『シン・ゴジラ論』『新世紀ゾンビ論』などの著書で知られる文芸評論家・藤田直哉が、新しい文芸誌を創刊するためのクラウドファンディングに挑戦中だ。この文芸誌は「東日本大震災を経験した人の言葉」を集めたものとなる予定で、目標金額は200万円、募集終了は4月22日(土)23時59分までとなっている。

藤田が自ら文芸誌を起ち上げようと思ったのは、現在の文学に「当事者の文学」が不足しており、そうした現状に危機感を抱いたからだという。きっかけは、新人文学賞の下読みを担当しているときに出会った東日本大震災の被災者による投稿作品だった。それは技術的に洗練されているとは到底いえないものだったが、にもかかわらず、当事者ならではのリアルな手触りがあったという。そこで藤田は、震災の当事者の言葉をあつめた文芸誌が必要だと確信した。

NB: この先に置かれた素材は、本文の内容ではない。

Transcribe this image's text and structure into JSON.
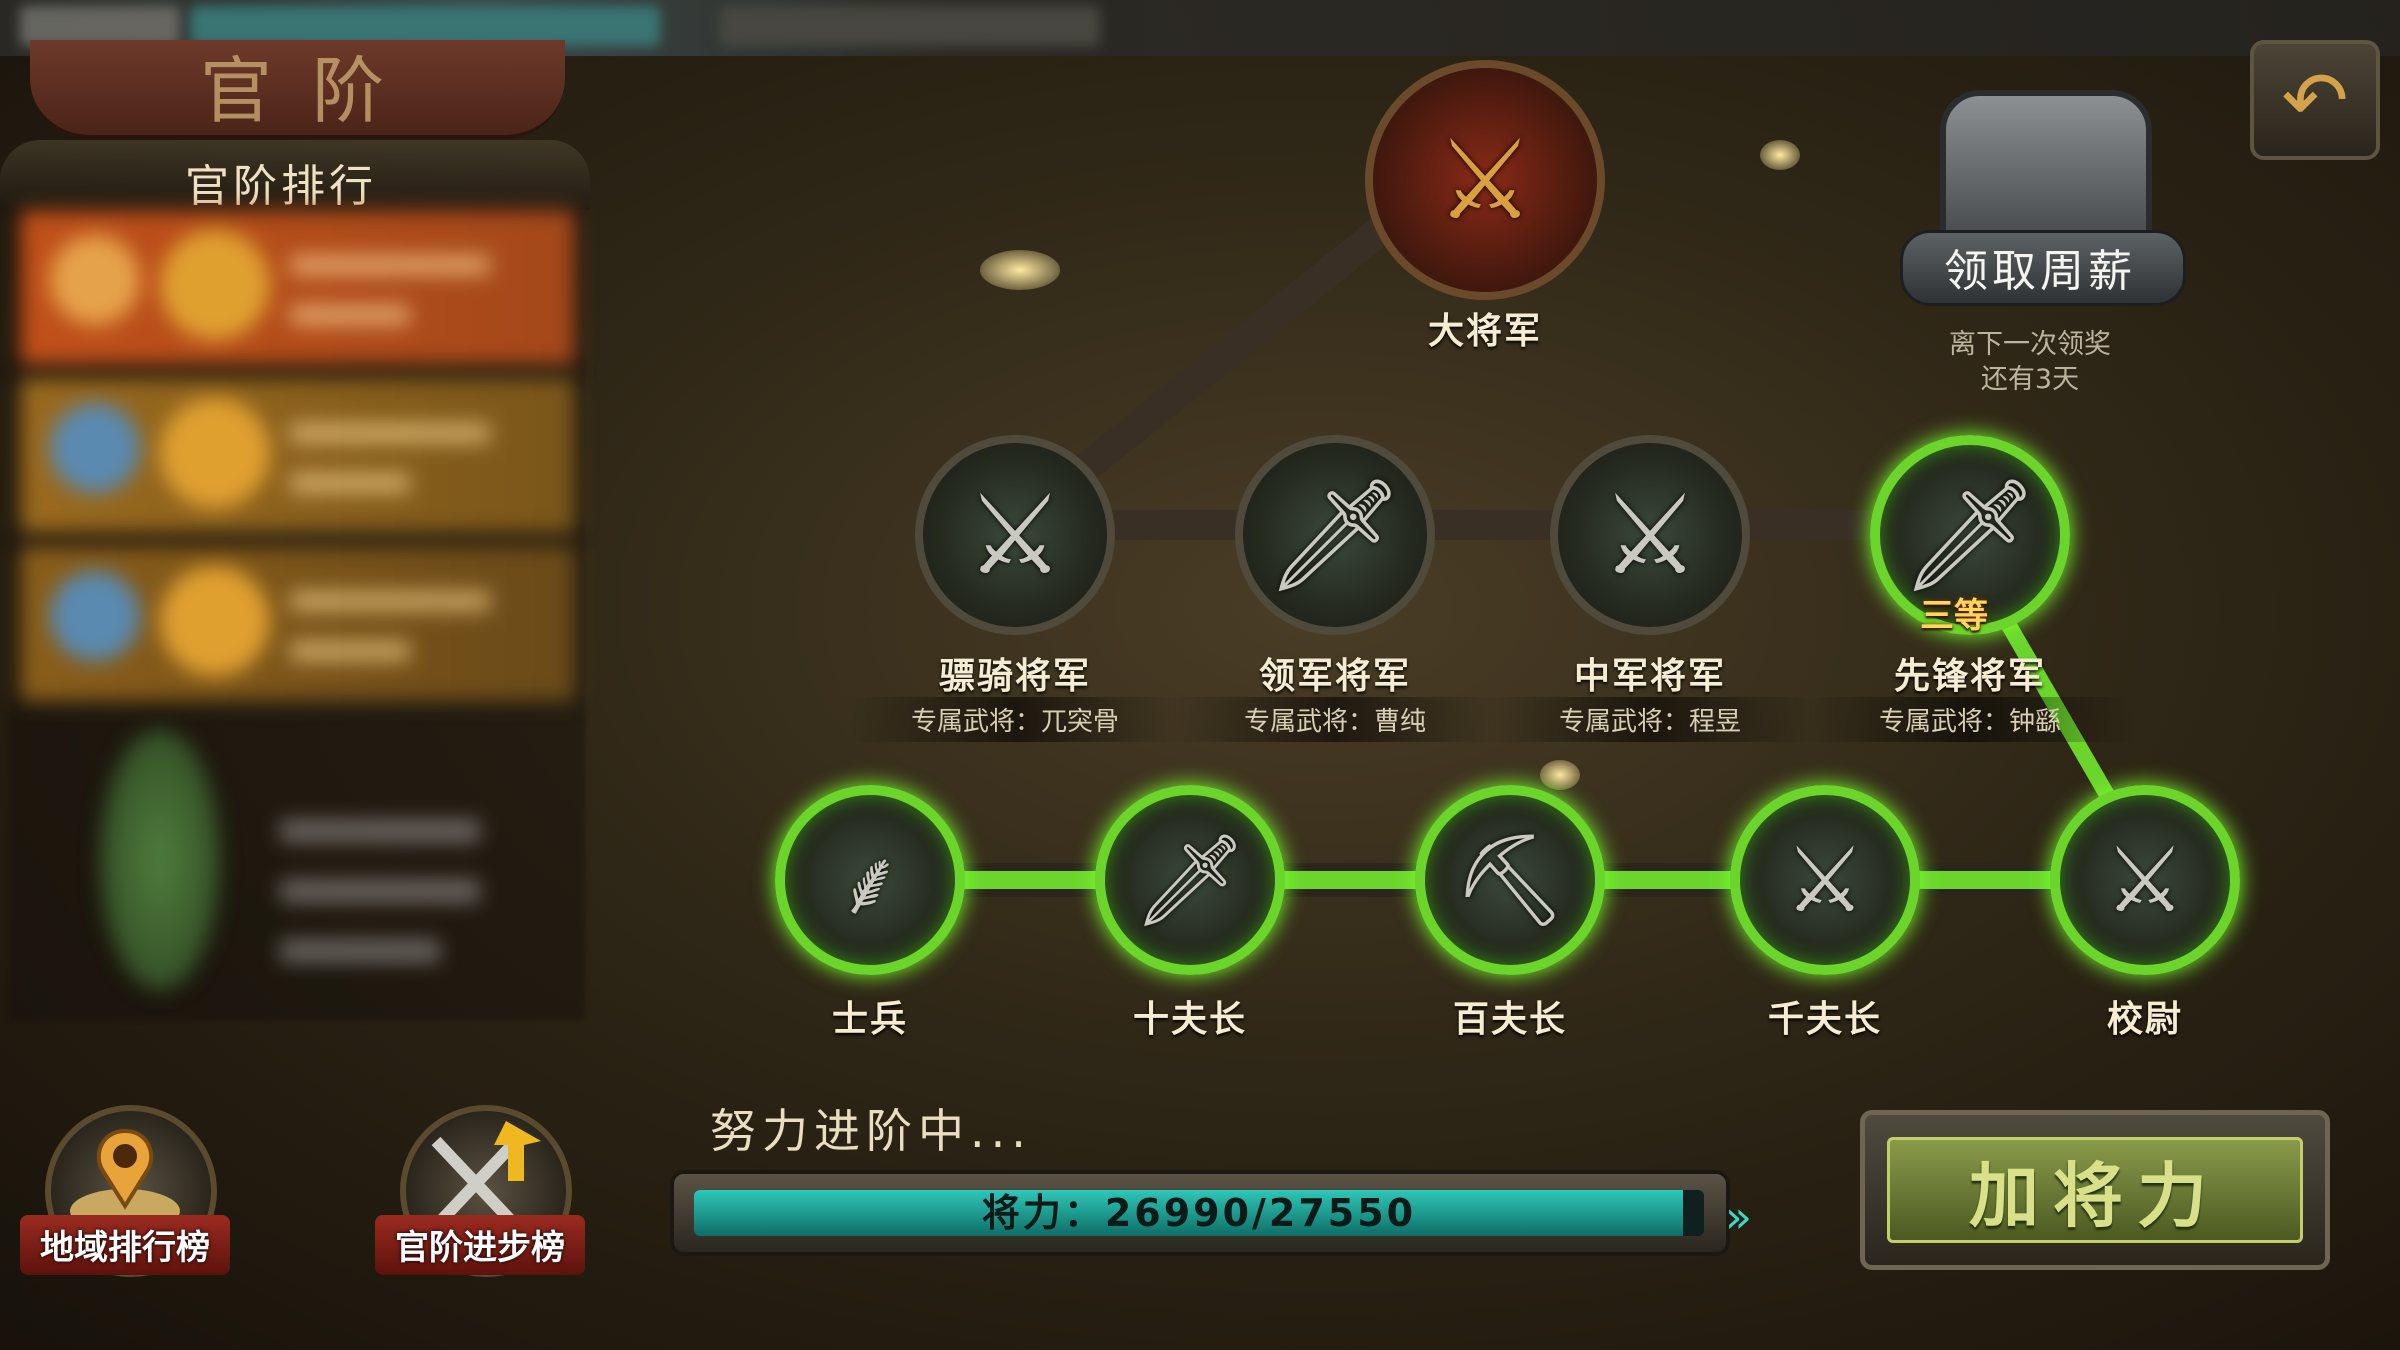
{
  "header": {
    "title": "官阶",
    "ranking_heading": "官阶排行"
  },
  "bottom_buttons": [
    {
      "label": "地域排行榜",
      "icon": "map-pin-icon"
    },
    {
      "label": "官阶进步榜",
      "icon": "crossed-swords-arrow-icon"
    }
  ],
  "top_node": {
    "label": "大将军",
    "icon": "axe-emblem-icon"
  },
  "general_nodes": [
    {
      "label": "骠骑将军",
      "sub": "专属武将：兀突骨"
    },
    {
      "label": "领军将军",
      "sub": "专属武将：曹纯"
    },
    {
      "label": "中军将军",
      "sub": "专属武将：程昱"
    },
    {
      "label": "先锋将军",
      "sub": "专属武将：钟繇",
      "grade": "三等"
    }
  ],
  "officer_nodes": [
    {
      "label": "士兵"
    },
    {
      "label": "十夫长"
    },
    {
      "label": "百夫长"
    },
    {
      "label": "千夫长"
    },
    {
      "label": "校尉"
    }
  ],
  "weekly_salary": {
    "label": "领取周薪",
    "line1": "离下一次领奖",
    "line2": "还有3天"
  },
  "progress": {
    "title": "努力进阶中...",
    "text": "将力：26990/27550",
    "current": 26990,
    "max": 27550
  },
  "add_button": {
    "label": "加将力"
  },
  "colors": {
    "active_green": "#6bd52c",
    "progress_teal": "#2ec8b8",
    "ribbon_red": "#9b2b20"
  }
}
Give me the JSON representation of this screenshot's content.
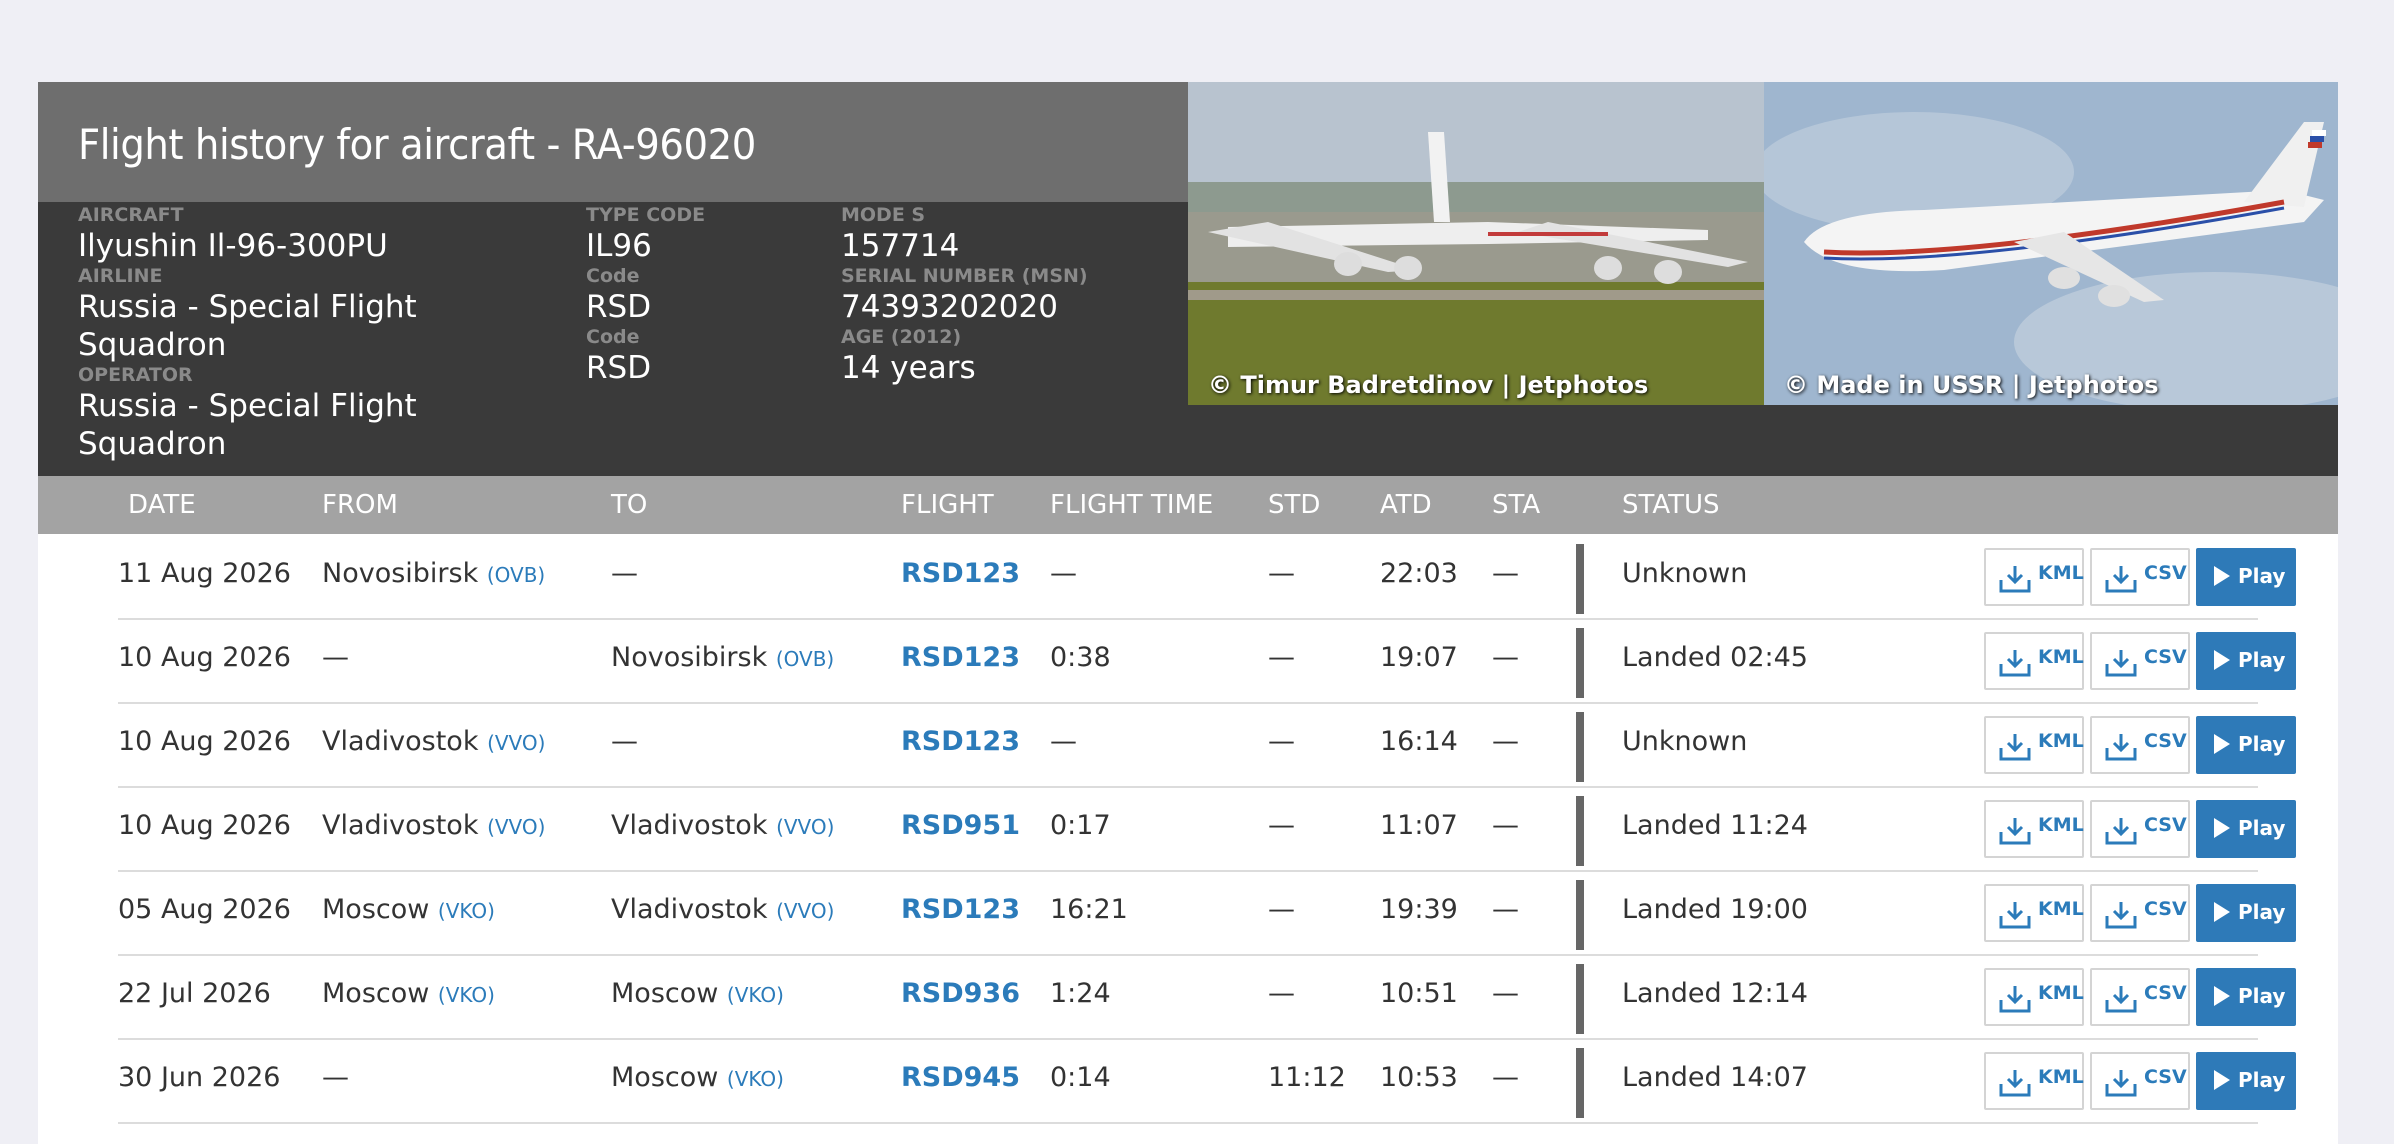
{
  "title": "Flight history for aircraft - RA-96020",
  "details": {
    "aircraft_label": "AIRCRAFT",
    "aircraft": "Ilyushin Il-96-300PU",
    "airline_label": "AIRLINE",
    "airline_line1": "Russia - Special Flight",
    "airline_line2": "Squadron",
    "operator_label": "OPERATOR",
    "operator_line1": "Russia - Special Flight",
    "operator_line2": "Squadron",
    "type_code_label": "TYPE CODE",
    "type_code": "IL96",
    "code_label_1": "Code",
    "code_1": "RSD",
    "code_label_2": "Code",
    "code_2": "RSD",
    "mode_s_label": "MODE S",
    "mode_s": "157714",
    "serial_label": "SERIAL NUMBER (MSN)",
    "serial": "74393202020",
    "age_label": "AGE (2012)",
    "age": "14 years"
  },
  "photos": [
    {
      "credit": "© Timur Badretdinov | Jetphotos"
    },
    {
      "credit": "© Made in USSR | Jetphotos"
    }
  ],
  "columns": [
    "DATE",
    "FROM",
    "TO",
    "FLIGHT",
    "FLIGHT TIME",
    "STD",
    "ATD",
    "STA",
    "STATUS"
  ],
  "buttons": {
    "kml": "KML",
    "csv": "CSV",
    "play": "Play"
  },
  "rows": [
    {
      "date": "11 Aug 2026",
      "from": "Novosibirsk",
      "from_code": "(OVB)",
      "to": "—",
      "to_code": "",
      "flight": "RSD123",
      "flight_time": "—",
      "std": "—",
      "atd": "22:03",
      "sta": "—",
      "status": "Unknown"
    },
    {
      "date": "10 Aug 2026",
      "from": "—",
      "from_code": "",
      "to": "Novosibirsk",
      "to_code": "(OVB)",
      "flight": "RSD123",
      "flight_time": "0:38",
      "std": "—",
      "atd": "19:07",
      "sta": "—",
      "status": "Landed 02:45"
    },
    {
      "date": "10 Aug 2026",
      "from": "Vladivostok",
      "from_code": "(VVO)",
      "to": "—",
      "to_code": "",
      "flight": "RSD123",
      "flight_time": "—",
      "std": "—",
      "atd": "16:14",
      "sta": "—",
      "status": "Unknown"
    },
    {
      "date": "10 Aug 2026",
      "from": "Vladivostok",
      "from_code": "(VVO)",
      "to": "Vladivostok",
      "to_code": "(VVO)",
      "flight": "RSD951",
      "flight_time": "0:17",
      "std": "—",
      "atd": "11:07",
      "sta": "—",
      "status": "Landed 11:24"
    },
    {
      "date": "05 Aug 2026",
      "from": "Moscow",
      "from_code": "(VKO)",
      "to": "Vladivostok",
      "to_code": "(VVO)",
      "flight": "RSD123",
      "flight_time": "16:21",
      "std": "—",
      "atd": "19:39",
      "sta": "—",
      "status": "Landed 19:00"
    },
    {
      "date": "22 Jul 2026",
      "from": "Moscow",
      "from_code": "(VKO)",
      "to": "Moscow",
      "to_code": "(VKO)",
      "flight": "RSD936",
      "flight_time": "1:24",
      "std": "—",
      "atd": "10:51",
      "sta": "—",
      "status": "Landed 12:14"
    },
    {
      "date": "30 Jun 2026",
      "from": "—",
      "from_code": "",
      "to": "Moscow",
      "to_code": "(VKO)",
      "flight": "RSD945",
      "flight_time": "0:14",
      "std": "11:12",
      "atd": "10:53",
      "sta": "—",
      "status": "Landed 14:07"
    }
  ],
  "colors": {
    "accent": "#2e7ab8",
    "header_dark": "#3a3a3a",
    "header_title_band": "#6e6e6e",
    "column_header": "#a3a3a3"
  }
}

CAMPFIREのプロジェクト詳細ページで、藤田は次のように語っている。

東日本大震災と、そこから続く経験は、おそらく、人類にとって未曾有のものです。未曾有であるがゆえに、それを語る言葉は、既存の言葉の中にはないのです。
だから、語るためには、言葉や形式を発明しなくてはならないのです。

クラウドファンディングによって集められた資金は、印刷費やデザイン料、取材費などに用いられ、藤田個人の人件費には一切使われないという。支援額は3,000円から30万円まで6コースが用意されており、30万円コースでは編集会議に参加することも可能なようだ。〆切まではまだ10日以上残されているので、藤田の理念に共感した人は支援を投じてみてはいかがだろうか。